The most common type of testicular tumor in infants is yolk sac tumor, also known as endodermal sinus tumor. This tumor typically presents as a painless testicular mass in children under 2 years of age, with the peak incidence occurring between 6 months and 2 years. Yolk sac tumors account for approximately 80% of all testicular tumors in this age group 1. These tumors produce alpha-fetoprotein (AFP), which serves as an important tumor marker for diagnosis and monitoring treatment response. Management typically involves radical inguinal orchiectomy (surgical removal of the affected testicle), followed by close surveillance with regular physical examinations, AFP measurements, and imaging studies. Unlike in adults, infants with yolk sac tumors generally have an excellent prognosis with survival rates exceeding 90% when properly treated 1. The tumor's embryonic origin from primitive germ cells explains its predominance in the infant population, as these cells are more active during early development. Key points to consider in the management of testicular tumors in infants include:

• Early diagnosis and treatment are crucial for optimal outcomes
• Radical inguinal orchiectomy is the primary treatment for most patients
• Close surveillance is necessary to monitor for recurrence and metastasis
• AFP measurements and imaging studies are essential for monitoring treatment response and detecting potential complications.

From the Research

Testicular Tumors in Infants

• The most common type of testicular tumor in infants is the yolk sac tumor, which is a malignant nonseminomatous germ-cell tumor 2, 3, 4, 5.
• Yolk sac tumors account for 70%-80% of all testicular tumors in children and are characterized by elevated levels of α-fetoprotein (AFP) 4, 5.
• The age range for yolk sac tumors in infants and children is typically between 5 to 71 months, with a mean age of 20.7 months 5.
• Treatment for yolk sac tumors usually involves radical inguinal orchiectomy, and in some cases, chemotherapy and/or radiotherapy may be necessary 2, 3, 6, 5.

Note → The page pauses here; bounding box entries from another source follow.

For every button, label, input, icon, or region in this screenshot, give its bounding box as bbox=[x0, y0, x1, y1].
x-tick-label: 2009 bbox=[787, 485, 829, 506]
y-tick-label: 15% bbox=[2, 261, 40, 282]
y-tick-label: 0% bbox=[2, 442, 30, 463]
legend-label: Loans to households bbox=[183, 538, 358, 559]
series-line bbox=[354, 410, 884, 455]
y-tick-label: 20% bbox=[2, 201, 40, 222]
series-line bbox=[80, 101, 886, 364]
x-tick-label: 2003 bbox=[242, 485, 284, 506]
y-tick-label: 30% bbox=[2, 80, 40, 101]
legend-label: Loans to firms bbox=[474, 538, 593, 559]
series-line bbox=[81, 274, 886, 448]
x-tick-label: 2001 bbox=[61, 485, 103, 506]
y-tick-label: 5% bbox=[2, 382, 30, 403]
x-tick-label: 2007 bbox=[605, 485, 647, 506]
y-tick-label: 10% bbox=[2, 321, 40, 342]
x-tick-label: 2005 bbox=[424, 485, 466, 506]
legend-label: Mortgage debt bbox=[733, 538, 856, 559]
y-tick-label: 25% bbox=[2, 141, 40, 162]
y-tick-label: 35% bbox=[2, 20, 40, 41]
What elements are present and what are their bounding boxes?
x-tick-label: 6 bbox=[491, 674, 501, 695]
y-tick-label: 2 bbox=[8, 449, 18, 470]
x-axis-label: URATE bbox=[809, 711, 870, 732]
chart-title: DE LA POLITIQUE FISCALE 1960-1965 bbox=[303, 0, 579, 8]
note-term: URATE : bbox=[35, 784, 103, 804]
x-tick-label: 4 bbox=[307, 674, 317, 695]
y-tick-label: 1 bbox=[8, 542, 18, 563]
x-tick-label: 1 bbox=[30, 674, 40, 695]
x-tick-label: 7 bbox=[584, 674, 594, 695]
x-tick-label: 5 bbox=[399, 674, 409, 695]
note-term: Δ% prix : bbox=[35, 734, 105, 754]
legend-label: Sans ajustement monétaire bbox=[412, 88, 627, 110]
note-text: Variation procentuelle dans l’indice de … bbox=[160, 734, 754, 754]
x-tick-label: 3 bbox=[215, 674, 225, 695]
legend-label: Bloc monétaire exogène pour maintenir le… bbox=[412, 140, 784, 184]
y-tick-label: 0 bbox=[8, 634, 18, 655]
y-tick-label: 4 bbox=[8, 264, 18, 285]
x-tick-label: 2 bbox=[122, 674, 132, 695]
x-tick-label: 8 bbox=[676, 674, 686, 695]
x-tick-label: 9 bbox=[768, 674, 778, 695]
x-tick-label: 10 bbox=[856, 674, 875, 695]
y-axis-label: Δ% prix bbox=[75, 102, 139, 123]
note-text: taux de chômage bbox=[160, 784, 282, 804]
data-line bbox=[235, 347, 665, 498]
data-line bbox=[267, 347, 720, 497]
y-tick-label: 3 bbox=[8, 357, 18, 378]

Characteristics and Prognosis

• Yolk sac tumors can be misdiagnosed as orchitis due to their similar presentation on ultrasonography, highlighting the importance of measuring AFP levels for accurate diagnosis 4.
• The prognosis for infants and children with yolk sac tumors is generally good, with a high survival rate due to effective chemotherapy and the inherent characteristics of the tumor in this age group 2, 3, 5.
• Factors associated with a poor outcome in patients with stage I yolk sac tumors include tumor size >4.5 cm, invasion of rete testis and/or epididymis, and necrosis 5.